This article traces the self-image as it was distorted by sin and it can only be restored in Christ who points to the restored image of what we should be.

Source: The Banner of Sovereign Grace Truth, 2009. 1 pages.

Self-Image: From Sinful Self-Image to the Saviour’s Image

What should be the goal of our self-image? We were created good in God’s image. This image is distorted through sin and, the goal of a biblical self-hatred and self-love is to be conformed to the image of Christ. The Bible again and again calls us to be conformed to Christ. When God works His grace in our hearts, He begins to restore that image of Himself in us. We can make two distinctions in God’s work in this restoration of His image. First, He restores that image completely in principle. God views us as completely remade when we are united with Christ by faith; He looks on us through Christ, and sees Christ in us. This is the beauty and completeness of God’s work in His children. In practice, the second distinction, we find an ongoing process of being restored. To us, living in this world, it seems that this image is continually being shaped and molded. God is at work in our lives if we are His children.

Michelangelo often carved angels from blocks of marble. When people would pass by his workplace, they would see him studying a block of marble before he started. Those who watched saw only a block of unshaped marble, but Michel­angelo already saw in his mind the angel that would take shape from the marble. He would start carving with special hammers and chisels, each tool used to get a specific angle or feature just right. This is how God works in us, restoring His image, the image of His Son in us. He sees in us the image of His Son and He sets about working in our lives. He takes the chisel of providence and so directs it that we begin to look like Christ in one area of our lives. He takes the hammer of affliction and shapes us through trial and trouble to look more and more like Christ. Perhaps His hammer is the death of a family member or special friend that shapes us to look more and more like Christ through our loss. Or maybe He uses the chisel of sickness to beautify us like His Son. He keeps working and working until that image is fully restored in us and we will be both with Christ and like Christ.

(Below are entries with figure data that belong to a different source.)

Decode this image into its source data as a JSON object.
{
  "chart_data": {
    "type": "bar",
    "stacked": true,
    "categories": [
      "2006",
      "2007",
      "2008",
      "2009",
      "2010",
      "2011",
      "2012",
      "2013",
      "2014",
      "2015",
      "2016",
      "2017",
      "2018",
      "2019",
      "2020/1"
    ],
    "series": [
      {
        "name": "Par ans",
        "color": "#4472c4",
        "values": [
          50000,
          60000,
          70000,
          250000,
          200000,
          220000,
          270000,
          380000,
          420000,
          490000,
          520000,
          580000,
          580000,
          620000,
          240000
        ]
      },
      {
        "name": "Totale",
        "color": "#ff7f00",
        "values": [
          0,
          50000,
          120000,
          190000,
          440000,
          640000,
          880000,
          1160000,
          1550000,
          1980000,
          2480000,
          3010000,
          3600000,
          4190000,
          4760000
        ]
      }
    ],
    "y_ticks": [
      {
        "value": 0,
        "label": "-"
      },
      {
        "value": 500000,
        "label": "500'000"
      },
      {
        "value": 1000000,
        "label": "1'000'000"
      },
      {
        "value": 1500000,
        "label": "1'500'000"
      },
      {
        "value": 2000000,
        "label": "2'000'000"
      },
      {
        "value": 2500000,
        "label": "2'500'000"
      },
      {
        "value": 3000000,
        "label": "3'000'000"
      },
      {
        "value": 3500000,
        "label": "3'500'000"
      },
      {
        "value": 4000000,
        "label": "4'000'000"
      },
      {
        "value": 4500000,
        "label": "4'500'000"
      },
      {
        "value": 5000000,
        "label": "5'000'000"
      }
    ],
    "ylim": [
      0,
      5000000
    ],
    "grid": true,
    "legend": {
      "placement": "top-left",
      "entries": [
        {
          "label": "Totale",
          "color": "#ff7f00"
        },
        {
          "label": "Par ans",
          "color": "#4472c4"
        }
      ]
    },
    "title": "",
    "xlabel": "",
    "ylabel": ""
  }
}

This is what the apostle John speaks about in 1 John 3:2: “Beloved, now are we the sons of God, and it doth not yet appear what we shall be: but we know that, when he shall appear, we shall be like him; for we shall see him as he is.” When we are the children of God, we have this hope that we will be made like Christ. Paul also lived with this hope as he speaks of it in 1 Corinthian 13:12: “For now we see through a glass, darkly; but then face to face: now I know in part; but then shall I know even as also I am known.” Paul was looking through a glass or a mirror darkly while living in this world. We often don’t see Christ’s image reflected in us as we ought to; sin clouds the view of the image of Christ, but we know that God is faithfully at work in us.

If you are not a child of God, however, then you don’t have this hope. You will continue to bear a broken self-image. This means that God is not working in your life and that you need His regenerating Spirit to work in your heart. You can be discontented with how you look or how you feel in this life, but your eternal destiny is at stake. Do you see in Christ what you need to have His image restored in you? Do you desire to have your sinful self-image restored to the image of the Savior? Bow before Him and confess that you have a broken image that needs to be restored; cast yourself upon His grace and power to restore you.